John followed Nesta into the warmth of the inn and helped her off with her cloak. ‘I’m not sure if he has committed any offence at all. Maybe inciting Nicholas to induce a miscarriage is a crime, but he can deny that if he wishes. There’s no proof apart from the leech’s word.’

‘The sheriff doesn’t seem much bothered about proof, it seems,’ observed Nesta, with bitter sarcasm. She led the way to a table near the fire and motioned to Edwin to bring some ale.
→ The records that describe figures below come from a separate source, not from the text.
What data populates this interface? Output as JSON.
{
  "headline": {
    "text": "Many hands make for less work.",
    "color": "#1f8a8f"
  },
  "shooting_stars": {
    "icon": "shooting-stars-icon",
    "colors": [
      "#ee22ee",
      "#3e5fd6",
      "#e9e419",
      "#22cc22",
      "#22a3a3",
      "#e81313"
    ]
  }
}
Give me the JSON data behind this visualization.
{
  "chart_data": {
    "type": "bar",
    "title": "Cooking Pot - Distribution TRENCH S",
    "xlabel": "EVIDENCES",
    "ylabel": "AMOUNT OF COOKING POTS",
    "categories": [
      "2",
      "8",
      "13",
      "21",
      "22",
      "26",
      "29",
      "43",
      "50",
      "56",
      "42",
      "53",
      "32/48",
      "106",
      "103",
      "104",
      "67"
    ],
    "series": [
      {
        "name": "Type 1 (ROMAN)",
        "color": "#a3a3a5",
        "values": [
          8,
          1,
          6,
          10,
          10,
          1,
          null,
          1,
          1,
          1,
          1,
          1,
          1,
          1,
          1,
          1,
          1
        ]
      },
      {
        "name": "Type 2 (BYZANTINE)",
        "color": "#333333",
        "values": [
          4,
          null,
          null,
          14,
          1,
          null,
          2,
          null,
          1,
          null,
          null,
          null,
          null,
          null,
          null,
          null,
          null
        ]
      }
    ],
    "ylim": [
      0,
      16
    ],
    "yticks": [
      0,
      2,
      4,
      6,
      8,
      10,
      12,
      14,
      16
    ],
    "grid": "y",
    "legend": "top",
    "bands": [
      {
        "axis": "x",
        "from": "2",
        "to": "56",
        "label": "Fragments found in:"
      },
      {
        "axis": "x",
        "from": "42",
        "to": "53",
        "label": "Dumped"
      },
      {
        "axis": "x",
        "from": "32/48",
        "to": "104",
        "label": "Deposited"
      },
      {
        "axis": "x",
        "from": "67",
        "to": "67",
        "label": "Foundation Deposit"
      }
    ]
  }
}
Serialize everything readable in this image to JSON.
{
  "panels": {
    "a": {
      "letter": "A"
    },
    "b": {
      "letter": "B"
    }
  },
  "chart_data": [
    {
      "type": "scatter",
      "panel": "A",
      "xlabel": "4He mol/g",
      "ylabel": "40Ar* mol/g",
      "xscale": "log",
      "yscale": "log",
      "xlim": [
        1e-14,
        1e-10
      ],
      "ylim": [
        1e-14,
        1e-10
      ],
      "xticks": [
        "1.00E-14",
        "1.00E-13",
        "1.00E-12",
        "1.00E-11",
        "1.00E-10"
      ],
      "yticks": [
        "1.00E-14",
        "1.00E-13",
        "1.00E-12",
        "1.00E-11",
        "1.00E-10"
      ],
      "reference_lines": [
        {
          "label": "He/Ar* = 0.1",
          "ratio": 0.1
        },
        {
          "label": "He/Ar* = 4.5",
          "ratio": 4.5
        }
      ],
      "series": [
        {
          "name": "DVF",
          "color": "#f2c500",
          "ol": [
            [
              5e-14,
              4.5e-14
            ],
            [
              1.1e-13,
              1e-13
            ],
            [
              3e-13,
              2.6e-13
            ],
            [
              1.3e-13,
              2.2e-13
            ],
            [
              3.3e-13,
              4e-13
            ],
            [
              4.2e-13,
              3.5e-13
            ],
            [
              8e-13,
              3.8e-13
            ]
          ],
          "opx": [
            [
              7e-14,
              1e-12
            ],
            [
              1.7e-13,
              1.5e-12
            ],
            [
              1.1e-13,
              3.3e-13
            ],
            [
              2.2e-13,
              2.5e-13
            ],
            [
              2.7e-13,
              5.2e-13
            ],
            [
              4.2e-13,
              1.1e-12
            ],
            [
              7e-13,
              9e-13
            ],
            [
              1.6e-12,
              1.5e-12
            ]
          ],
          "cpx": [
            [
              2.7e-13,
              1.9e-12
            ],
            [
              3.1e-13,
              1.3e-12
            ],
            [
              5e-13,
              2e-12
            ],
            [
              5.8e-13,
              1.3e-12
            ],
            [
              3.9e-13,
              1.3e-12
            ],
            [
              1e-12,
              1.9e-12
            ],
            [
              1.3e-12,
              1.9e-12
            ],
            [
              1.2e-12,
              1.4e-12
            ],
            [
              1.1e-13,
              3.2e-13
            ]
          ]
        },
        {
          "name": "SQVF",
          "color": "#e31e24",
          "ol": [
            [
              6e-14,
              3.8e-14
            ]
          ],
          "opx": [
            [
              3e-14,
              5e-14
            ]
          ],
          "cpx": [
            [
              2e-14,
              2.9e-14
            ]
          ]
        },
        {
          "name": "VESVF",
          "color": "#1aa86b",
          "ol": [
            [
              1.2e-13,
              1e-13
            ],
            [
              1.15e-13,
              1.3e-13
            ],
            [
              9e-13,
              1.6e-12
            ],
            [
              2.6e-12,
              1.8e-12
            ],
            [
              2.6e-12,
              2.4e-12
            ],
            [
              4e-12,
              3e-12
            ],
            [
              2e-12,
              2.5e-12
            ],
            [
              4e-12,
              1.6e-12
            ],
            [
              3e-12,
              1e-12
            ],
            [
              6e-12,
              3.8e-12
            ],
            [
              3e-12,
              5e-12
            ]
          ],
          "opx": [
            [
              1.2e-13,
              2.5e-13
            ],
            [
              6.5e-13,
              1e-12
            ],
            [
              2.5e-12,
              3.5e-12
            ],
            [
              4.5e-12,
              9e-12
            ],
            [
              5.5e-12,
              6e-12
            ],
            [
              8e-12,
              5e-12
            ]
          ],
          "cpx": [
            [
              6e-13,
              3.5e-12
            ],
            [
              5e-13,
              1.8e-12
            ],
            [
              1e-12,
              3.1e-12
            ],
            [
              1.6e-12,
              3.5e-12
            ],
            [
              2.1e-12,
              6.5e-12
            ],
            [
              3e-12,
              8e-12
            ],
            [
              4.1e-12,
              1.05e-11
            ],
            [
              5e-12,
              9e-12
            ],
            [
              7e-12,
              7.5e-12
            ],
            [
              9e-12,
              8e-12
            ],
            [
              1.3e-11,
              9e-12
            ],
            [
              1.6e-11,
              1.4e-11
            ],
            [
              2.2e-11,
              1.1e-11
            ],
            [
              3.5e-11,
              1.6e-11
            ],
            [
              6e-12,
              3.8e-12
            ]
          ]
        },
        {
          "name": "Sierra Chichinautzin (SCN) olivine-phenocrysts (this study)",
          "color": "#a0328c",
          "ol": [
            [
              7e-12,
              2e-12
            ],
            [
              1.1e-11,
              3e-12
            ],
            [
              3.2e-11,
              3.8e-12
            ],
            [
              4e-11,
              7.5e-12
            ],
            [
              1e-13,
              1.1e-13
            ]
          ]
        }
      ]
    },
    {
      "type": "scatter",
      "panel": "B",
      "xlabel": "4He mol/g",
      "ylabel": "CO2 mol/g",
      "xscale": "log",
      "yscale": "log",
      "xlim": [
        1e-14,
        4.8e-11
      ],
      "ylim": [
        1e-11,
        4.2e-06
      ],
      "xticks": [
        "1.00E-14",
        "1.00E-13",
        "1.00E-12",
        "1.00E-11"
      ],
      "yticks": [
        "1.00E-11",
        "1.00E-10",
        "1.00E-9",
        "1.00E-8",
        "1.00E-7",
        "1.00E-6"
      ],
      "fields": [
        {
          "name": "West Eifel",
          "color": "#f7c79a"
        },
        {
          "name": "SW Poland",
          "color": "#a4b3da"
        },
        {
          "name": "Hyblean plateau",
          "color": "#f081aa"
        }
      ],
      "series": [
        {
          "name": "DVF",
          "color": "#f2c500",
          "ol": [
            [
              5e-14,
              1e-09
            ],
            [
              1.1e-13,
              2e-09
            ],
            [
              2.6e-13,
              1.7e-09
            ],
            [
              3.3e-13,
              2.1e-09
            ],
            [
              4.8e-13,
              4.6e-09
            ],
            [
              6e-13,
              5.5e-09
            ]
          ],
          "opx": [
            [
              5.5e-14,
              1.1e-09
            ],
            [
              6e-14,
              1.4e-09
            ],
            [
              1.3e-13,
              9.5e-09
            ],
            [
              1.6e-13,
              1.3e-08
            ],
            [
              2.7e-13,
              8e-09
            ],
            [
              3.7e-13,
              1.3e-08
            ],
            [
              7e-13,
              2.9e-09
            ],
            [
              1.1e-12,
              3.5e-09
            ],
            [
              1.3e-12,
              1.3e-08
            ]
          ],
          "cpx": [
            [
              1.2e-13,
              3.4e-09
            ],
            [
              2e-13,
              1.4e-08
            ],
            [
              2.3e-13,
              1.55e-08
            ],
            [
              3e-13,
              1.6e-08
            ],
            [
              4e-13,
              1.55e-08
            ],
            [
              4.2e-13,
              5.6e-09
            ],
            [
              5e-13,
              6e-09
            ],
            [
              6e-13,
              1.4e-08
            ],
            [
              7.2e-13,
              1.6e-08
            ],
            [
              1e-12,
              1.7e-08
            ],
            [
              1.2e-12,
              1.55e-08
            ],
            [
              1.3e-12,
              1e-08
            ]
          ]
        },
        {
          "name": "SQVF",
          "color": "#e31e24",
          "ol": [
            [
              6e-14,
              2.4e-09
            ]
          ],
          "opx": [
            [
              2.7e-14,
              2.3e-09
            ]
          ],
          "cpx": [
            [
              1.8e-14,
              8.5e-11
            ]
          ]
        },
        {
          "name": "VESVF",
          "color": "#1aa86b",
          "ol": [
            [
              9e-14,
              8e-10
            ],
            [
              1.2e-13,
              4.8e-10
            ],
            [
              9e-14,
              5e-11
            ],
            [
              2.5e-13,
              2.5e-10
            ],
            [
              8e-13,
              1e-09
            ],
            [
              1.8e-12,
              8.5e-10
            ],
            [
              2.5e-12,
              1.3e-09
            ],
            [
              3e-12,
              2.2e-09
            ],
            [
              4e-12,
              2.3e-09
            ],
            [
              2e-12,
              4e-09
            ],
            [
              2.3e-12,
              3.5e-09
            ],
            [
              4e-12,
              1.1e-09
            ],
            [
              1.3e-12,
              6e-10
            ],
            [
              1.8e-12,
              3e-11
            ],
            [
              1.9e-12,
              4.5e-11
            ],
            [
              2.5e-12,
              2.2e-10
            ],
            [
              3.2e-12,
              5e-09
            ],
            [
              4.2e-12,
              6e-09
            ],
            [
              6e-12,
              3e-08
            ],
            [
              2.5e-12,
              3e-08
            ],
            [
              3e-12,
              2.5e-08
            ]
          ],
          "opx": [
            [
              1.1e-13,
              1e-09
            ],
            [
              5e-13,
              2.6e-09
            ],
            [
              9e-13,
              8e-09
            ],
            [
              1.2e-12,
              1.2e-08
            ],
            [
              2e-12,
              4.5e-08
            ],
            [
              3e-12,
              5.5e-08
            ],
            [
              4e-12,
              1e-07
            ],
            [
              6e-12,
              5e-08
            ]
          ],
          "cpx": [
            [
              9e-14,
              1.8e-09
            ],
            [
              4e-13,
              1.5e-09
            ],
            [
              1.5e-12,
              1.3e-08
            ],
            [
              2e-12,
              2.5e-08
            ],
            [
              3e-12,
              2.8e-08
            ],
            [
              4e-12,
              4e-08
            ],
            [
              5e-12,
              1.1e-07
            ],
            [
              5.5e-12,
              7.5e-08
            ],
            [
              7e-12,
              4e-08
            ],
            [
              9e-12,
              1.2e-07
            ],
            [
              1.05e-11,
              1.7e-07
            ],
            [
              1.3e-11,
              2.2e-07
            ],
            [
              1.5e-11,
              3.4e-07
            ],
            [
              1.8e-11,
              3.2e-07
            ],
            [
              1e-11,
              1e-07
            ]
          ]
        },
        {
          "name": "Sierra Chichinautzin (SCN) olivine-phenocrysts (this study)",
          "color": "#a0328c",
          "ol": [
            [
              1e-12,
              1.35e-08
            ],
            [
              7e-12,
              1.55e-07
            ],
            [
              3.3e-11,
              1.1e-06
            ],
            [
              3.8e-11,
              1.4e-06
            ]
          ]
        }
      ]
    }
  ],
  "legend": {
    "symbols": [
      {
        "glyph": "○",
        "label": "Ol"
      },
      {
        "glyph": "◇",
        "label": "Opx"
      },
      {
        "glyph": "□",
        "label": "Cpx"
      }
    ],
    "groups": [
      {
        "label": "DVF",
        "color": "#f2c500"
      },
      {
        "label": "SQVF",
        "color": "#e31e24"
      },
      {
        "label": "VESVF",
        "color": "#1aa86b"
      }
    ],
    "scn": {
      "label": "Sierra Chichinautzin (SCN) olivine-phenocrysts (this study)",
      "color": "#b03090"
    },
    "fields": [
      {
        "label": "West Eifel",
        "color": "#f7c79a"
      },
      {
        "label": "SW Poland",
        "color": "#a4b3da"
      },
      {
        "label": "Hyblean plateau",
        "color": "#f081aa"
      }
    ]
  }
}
A few regular patrons were in the tavern, but after the bustle of the Archbishop’s visitation, it was quiet at this early hour of the evening.

They sat talking for a while, the locals already aware of the day’s drama concerning the best-known leech in town – John often marvelled at the speed with which news travelled in Exeter.

As it grew dark, he rose reluctantly to his feet, his head almost brushing the rough-hewn beams that supported the upper floor. ‘I’d better be on my way, Nesta,’ he said, in the mixture of Cornish and Welsh which they used together when alone. ‘Mary is cooking boiled beef tonight and my dear wife will be agog to hear the latest scandal straight from the horse’s mouth.’

She saw him to the door, where he kissed her goodbye and set off in the gloom for Martin’s Lane and married bliss.